The safety profile of satralizumab as a monotherapy or in combination with IST was maintained in the OLE, and no new safety concerns versus the DB period were observed.
ClinicalTrials.gov identifiers: NCT02028884 (SAkuraSky) and NCT02073279 (SAkuraStar).
本分析评估了SAkuraSky和SAkuraStar研究中使用萨特利珠单抗治疗视神经脊髓炎谱系障碍(NMOSD)患者的长期安全性结果。
SAkuraSky(萨特利珠单抗联合基线免疫抑制治疗;IST)和SAkuraStar(萨特利珠单抗单药治疗)是国际多中心、随机、安慰剂对照的3期研究,包括双盲(DB)期和开放标签扩展(OLE)期。总体萨特利珠单抗治疗(OST)期安全性人群包括在DB期和/或OLE期接受≥1剂萨特利珠单抗的患者(截止日期:2021年2月22日)。在DB期和OST期评估安全性。

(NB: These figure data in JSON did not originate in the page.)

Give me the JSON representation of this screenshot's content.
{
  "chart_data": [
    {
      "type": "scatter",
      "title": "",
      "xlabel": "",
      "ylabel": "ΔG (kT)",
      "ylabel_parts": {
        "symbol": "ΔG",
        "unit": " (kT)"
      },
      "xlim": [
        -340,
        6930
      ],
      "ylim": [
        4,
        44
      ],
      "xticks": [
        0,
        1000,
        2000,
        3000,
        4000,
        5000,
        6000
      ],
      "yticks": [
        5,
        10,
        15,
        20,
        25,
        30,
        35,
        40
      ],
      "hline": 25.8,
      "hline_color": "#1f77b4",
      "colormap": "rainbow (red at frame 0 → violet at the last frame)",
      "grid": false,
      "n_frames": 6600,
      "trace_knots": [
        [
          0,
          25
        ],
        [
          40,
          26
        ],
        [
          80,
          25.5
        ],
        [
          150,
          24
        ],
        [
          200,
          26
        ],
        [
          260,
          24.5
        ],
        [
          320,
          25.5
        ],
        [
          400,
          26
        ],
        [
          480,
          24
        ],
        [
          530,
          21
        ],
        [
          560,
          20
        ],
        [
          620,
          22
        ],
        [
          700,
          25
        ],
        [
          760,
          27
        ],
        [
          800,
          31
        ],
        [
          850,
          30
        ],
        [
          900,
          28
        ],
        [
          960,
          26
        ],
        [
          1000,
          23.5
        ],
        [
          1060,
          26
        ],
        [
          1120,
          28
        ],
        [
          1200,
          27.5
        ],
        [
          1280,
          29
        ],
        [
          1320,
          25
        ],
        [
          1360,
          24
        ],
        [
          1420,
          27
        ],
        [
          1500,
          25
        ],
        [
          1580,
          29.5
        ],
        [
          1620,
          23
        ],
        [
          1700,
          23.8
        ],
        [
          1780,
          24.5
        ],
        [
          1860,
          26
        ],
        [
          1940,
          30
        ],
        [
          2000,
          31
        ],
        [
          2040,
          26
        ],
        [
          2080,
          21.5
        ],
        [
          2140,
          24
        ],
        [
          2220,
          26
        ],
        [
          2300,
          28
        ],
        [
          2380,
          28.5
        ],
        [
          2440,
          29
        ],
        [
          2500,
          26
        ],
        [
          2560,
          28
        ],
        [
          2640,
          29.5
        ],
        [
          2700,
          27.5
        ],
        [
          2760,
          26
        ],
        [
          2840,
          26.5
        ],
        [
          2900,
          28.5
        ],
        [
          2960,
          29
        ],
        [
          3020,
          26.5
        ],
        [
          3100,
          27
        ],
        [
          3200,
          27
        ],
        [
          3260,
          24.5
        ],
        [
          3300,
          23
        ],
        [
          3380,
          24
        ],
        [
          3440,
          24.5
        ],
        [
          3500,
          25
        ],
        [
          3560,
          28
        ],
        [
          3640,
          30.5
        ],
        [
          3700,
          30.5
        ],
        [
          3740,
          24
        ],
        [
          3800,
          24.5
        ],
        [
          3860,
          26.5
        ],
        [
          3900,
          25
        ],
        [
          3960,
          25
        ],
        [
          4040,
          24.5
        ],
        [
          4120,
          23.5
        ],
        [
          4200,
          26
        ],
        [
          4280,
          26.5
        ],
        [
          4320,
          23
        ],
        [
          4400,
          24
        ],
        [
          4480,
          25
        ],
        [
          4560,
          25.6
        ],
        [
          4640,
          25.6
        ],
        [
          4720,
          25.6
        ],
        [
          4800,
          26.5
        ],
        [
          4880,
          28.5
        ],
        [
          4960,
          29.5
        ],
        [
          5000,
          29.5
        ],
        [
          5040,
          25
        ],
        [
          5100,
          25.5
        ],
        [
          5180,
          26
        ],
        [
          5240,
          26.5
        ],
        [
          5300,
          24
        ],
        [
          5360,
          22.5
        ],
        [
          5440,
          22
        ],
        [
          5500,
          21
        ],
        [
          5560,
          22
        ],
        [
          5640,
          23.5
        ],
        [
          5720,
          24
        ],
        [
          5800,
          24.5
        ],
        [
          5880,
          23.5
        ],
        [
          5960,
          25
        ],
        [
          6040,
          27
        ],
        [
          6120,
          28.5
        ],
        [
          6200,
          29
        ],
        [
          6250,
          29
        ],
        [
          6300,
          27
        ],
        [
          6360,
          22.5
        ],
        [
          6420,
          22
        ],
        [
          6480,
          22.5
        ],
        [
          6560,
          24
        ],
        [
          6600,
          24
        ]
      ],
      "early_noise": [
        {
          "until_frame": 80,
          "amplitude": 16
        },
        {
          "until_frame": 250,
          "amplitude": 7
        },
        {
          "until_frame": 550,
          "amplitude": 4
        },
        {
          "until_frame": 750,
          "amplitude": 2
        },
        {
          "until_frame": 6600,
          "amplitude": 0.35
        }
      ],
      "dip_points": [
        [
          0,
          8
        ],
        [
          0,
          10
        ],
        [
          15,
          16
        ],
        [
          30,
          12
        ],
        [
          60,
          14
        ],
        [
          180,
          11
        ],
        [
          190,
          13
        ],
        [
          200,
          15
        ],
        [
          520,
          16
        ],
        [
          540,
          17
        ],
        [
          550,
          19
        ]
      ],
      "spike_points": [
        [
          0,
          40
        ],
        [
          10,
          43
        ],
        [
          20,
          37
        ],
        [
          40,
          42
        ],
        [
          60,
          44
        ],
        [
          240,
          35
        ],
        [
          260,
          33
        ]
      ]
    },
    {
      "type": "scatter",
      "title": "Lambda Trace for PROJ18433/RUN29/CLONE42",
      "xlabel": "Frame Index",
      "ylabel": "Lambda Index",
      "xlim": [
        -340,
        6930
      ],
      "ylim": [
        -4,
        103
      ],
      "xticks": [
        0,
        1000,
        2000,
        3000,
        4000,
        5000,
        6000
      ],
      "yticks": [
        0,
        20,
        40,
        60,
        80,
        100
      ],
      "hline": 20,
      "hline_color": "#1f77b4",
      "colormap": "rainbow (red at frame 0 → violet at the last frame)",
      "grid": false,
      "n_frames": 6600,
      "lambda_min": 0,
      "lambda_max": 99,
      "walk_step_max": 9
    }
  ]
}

在SAkuraSky的DB期,患者在稳定的基线IST基础上接受萨特利珠单抗(n = 41)或安慰剂(n = 42);75名患者纳入OST人群。在SAkuraStar的DB期,63名患者接受萨特利珠单抗单药治疗,32名患者接受安慰剂;91名患者纳入OST人群。SAkuraSky的OST期治疗中位暴露时间为4.4年(范围0.1 - 7.0),SAkuraStar为4.0年(范围0.1 - 6.1)。两项研究的OST期不良事件发生率(每100患者年的AE)和严重AE与DB期萨特利珠单抗和安慰剂组相当。同样,萨特利珠单抗的OST期和DB期感染及严重感染总体发生率一致,感染或严重感染发生率未随时间增加。在OST期,与DB期相比,更长时间暴露于萨特利珠单抗与严重(≥3级)实验室检查异常风险升高无关。两项研究的OST期均未报告因萨特利珠单抗治疗导致的死亡或过敏反应。
在OLE期,萨特利珠单抗单药治疗或联合IST的安全性特征得以维持,与DB期相比未观察到新的安全问题。
ClinicalTrials.gov标识符:NCT02028884(SAkuraSky)和NCT02073279(SAkuraStar)。